This obsession with perfection (just have a look at your latest glossy magazine or a TV ad portraying a successful businesswoman juggling children, homes, fashion and friendship) is partly why so many women’s leadership trajectories stop at middle management, their aspirations crashing into the glass ceiling. Coined by two Hewlett-Packard staff members, Katherine Lawrence and Marianne Schreiber, the “glass ceiling” is commonly defined as the barrier between middle management and top management positions, and is shorthand for what’s arguably the most difficult period for any leader. Middle management is a time of extensive staffing and budgetary responsibilities, limited freedom to make your own choices, and few opportunities for relief or assistance. It also tends to coincide with the phase of life where you want to have children (or child number two) and build a home and family. One of the most instructive—and stressful—periods in a managerial career, this phase helps you move towards the next step.

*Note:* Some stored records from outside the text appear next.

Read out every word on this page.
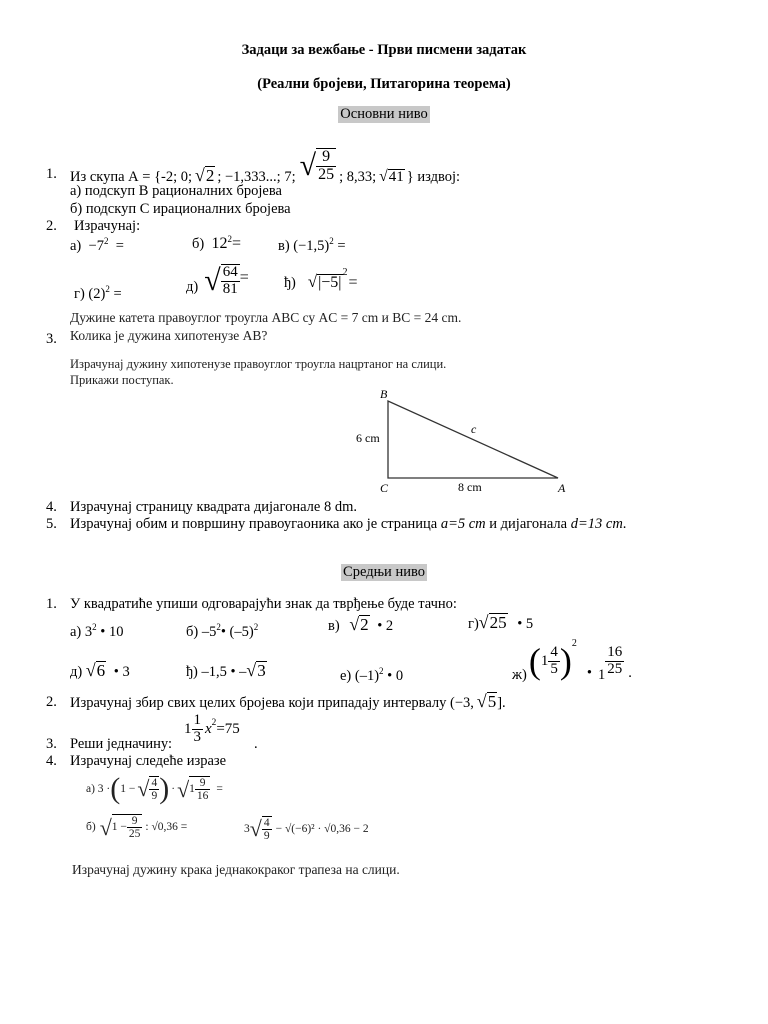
Задаци за вежбање - Први писмени задатак
(Реални бројеви, Питагорина теорема)
Основни ниво
1. Из скупа А = {-2; 0; √2 ; −1,333...; 7; √ $\frac{9}{25}$ ; 8,33; √41 } издвој:
а) подскуп В рационалних бројева
б) подскуп С ирационалних бројева
2.	Израчунај:
$а) -7^2$ =	б) $12^2=$	в) $(-1,5)^2$ =
г) $(2)^2$ =	д) √ $\frac{64}{81} = ђ$) $√|-5|^2$
=
3.
Дужине катета правоуглог троугла ABC су AC = 7 cm и BC = 24 cm.
Колика је дужина хипотенузе AB?
Израчунај дужину хипотенузе правоуглог троугла нацртаног на слици.
Прикажи поступак.
B
C	A
c
6 cm
8 cm
4. Израчунај страницу квадрата дијагонале 8 dm.
5. Израчунај обим и површину правоугаоника ако је страница a=5 cm и дијагонала d=13 cm.
Средњи ниво
1. У квадратиће упиши одговарајући знак да тврђење буде тачно:
а) $3^2$ • 10	б) $-5^2•$ $(-5)^2$	в) √2 • 2	г)√25 • 5
д) √6 • 3	ђ) –1,5 • –√3	е) $(-1)^2$ • 0	ж) ( $1 \frac{4}{5} )^2$
• $1 \frac{16}{25}$ .
2. Израчунај збир свих целих бројева који припадају интервалу (−3, √5 ].
3. Реши једначину:
$1 \frac{1}{3} x^2 =75$
.
4. Израчунај следеће изразе
а) 3 · ( 1 − √ $\frac{4}{9}$ ) · √ $1 \frac{9}{16}$ =
б) √ $1 - \frac{9}{25}$ : √0,36 =	3 √ $\frac{4}{9} - √(-6)^2 \cdot √0,36 - 2$
Израчунај дужину крака једнакокраког трапеза на слици.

If only you never fail, and at the same time create a perfect home and family life, right? Wrong. Attempting a perfect performance as a middle manager won’t guarantee success, because it assumes that any failure is a barrier to career ascension. It may, however, guarantee insanity. This is the key element of the glass ceiling for women in Norway—and yet, women around the world face more than one ceiling. One is the ceiling they often create for themselves—interpreting imperfections as disqualifications for leadership positions—and the other is one that’s built with poor work-family policies, or a lack of policy entirely.
If you sign up for a leadership position (and remember, this is a personal decision), you are guaranteed to meet defeat and opposition on your journey. Encouraging women to understand that is key to filling the ranks of top spots: That takes the focus off of failure and success, and shifts it instead to thinking about making an impact in a position.
A lot of women in Norway—and around the world—get that, but not nearly enough of them. As the CEO of Innovation Norway, the Norwegian government’s instrument for the development of new industry and enterprise, I can tell you that being a CEO is understandably not for everyone, man or woman. And that’s okay, as long as it’s your own decision. Enduring long hours, setting strict priorities, and focusing on making a difference, rather than obsessing over perceived missteps, is a daily challenge.
It’s also hugely risky. For example, there are almost as many women as men in employment in Norway. But we still have a relatively segregated job market, gender-wise: 70 percent of the start-ups in Norway are run by men, for example. The fact that 48 percent of women and only 19 percent of men work in the public sector might also indicate that women are more prone to choose job security over the private sector, which is vulnerable to downscaling, cost-cuts and competition. It is also a challenge that 34 percent of the female workforce have part-time jobs.